The farmer walked close and stuffed the money down in the old man’s pocket. Wade stood with his head down, shaking it. He did that for about a minute. Then he turned and took five steps and stopped and looked back. The farmer was standing in the gravel watching him, his face touched with compassion or maybe something else.
“I got a bunch of stuff to do here or I’d carry you on into town,” he said, and he seemed still ashamed. “But if I’m here when you come back by I’ll be proud to give you a ride back home.”
“I thank you,” Wade said. “I reckon I better get on uptown and see about that medicine.”
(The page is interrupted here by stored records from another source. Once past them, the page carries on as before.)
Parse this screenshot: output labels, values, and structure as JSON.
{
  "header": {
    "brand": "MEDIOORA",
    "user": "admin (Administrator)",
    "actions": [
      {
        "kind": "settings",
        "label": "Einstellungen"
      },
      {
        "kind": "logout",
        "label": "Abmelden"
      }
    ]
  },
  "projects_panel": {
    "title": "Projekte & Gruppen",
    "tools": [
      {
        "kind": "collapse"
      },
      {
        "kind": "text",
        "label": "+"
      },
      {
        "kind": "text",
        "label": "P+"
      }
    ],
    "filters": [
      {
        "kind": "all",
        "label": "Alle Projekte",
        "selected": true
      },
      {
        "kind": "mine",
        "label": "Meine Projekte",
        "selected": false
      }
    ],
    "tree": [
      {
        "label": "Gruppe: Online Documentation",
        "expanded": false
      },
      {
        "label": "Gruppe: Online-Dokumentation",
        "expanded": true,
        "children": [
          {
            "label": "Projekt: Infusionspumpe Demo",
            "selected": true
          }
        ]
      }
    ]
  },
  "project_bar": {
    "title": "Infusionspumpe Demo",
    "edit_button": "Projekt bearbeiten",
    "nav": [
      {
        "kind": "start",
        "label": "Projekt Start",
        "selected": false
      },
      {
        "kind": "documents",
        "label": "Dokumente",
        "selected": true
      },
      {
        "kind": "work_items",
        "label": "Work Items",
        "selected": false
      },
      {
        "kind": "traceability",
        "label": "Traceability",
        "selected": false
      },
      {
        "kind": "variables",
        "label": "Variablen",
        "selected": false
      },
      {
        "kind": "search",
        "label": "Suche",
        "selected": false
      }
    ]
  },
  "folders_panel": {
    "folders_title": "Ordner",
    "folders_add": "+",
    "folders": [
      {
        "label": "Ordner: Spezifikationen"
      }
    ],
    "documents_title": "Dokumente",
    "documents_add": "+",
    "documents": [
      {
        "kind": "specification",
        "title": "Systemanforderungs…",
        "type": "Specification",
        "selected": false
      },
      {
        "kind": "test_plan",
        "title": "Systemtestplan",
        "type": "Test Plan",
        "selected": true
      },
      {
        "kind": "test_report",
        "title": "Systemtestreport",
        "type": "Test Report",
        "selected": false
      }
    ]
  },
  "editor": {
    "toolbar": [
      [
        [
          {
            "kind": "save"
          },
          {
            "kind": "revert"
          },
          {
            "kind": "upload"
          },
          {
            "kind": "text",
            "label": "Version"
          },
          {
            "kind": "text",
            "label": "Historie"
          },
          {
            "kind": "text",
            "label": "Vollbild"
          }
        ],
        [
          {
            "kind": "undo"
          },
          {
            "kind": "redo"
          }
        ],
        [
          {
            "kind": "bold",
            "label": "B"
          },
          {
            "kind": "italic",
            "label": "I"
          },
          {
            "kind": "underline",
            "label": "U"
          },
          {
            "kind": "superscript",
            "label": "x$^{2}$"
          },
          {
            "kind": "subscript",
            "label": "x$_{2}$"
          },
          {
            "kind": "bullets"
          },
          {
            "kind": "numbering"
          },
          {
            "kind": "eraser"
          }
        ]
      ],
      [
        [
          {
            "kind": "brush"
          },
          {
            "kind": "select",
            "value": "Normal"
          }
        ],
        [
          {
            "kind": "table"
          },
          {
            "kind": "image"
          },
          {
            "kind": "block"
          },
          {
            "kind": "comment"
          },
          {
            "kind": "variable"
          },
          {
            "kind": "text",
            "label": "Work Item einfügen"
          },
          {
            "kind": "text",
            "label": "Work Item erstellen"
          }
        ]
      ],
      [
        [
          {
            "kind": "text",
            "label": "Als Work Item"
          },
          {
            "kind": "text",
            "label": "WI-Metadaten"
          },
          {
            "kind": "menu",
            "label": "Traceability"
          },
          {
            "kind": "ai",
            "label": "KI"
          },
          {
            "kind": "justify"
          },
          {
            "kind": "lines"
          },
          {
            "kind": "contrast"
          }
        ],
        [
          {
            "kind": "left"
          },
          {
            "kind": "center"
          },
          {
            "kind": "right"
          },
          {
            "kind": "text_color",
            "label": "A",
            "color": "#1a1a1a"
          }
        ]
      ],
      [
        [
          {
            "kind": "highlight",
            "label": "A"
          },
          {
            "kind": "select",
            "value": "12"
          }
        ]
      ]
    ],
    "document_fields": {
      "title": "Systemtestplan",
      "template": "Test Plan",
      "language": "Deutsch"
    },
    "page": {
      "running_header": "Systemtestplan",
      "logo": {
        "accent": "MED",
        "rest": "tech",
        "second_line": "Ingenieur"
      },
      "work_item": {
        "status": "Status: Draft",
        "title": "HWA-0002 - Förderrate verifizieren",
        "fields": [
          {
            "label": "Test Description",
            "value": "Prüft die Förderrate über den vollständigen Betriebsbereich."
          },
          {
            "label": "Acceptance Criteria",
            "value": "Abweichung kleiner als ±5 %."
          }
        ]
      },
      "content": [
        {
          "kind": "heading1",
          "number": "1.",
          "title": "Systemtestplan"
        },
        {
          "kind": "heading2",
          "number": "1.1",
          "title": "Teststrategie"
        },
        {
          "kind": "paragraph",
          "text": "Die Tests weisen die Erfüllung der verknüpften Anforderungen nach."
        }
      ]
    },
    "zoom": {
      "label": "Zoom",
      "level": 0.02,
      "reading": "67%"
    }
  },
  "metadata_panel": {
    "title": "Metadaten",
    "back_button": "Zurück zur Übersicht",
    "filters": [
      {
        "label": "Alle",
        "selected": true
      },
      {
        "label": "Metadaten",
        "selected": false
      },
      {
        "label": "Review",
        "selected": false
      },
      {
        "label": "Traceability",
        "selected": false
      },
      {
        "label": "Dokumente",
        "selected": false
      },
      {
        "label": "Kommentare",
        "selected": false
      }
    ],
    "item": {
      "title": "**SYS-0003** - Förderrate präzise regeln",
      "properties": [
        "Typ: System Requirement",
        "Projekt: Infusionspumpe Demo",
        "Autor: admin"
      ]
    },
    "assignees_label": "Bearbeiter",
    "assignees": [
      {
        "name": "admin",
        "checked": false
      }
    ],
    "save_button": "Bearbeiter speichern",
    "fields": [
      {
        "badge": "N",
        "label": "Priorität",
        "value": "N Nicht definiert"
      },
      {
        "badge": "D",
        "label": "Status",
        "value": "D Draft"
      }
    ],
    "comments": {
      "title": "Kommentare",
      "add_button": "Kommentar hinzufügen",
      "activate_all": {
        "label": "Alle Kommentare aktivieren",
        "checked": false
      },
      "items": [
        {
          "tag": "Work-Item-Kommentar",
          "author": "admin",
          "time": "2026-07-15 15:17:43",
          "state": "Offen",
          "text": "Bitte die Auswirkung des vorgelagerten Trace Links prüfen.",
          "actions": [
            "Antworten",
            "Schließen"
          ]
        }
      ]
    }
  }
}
“Well. I hope your youngun gets all
right,” the farmer said softly.
The old man nodded and walked away.
In the air-conditioned cool of the supermarket he plucked a small bunch of grapes from the produce stand and had them all in his mouth by the time he got to the peanut butter. Squatting against the shining jars of jelly, he worked his mouth stealthily, firing the seeds down between his feet into a razored-open carton that he pulled from beneath the shelves. He went up front and got a cart and loaded the little section in the rear with dented cans of Vienna sausage and purple hull peas from a crate of damaged goods marked down to quarter price. He was a careful shopper, a bargain hunter adding figures in his head, carrying the ones. Like a blank-eyed countryman, he stopped in the middle of the aisle with his face up, as if the computations he performed so swiftly in his mind were written on the ceiling panels. He paused beside the dairy case, idly inspecting the merchandise, noting with disbelief the price of real butter. When no one was looking he opened a plastic half-pint of grape juice from the shelf and poured it down his throat, placing the empty carton behind the full ones. A few feet away, a boy in a green apron came pushing out from the double metal doors that led to the back. He got a quick glimpse of baled flour tiered to the roof, dog food on skids, block walls against which pallets of beer and soft drinks were neatly arrayed. He pushed his cart down to the meat case and examined the chickens and pork chops. Leg quarters were on sale for twenty-nine cents a pound but he passed them by. He picked up a package of sliced smoked picnic ham, the meat so brown and delicately marbled, the cooked hub of sawn bone in the middle. It was $6.97 for eight slices. He dropped it in his cart. Through the glass he could see a great hanging side of beef on a hook and butchers at work around tables. There was a button to summon the meatcutters set into the front of the case, and he pushed his cart down to it and pressed it with his finger, watching them. Heads looked up, looked back down. A young black man with a white paper cap on his head stared at him with thinly veiled disgust and wiped his hands on a paper towel before coming out to the front. He bent over the meat case and rearranged sirloin steaks and chuck roasts as he worked his way down to this customer.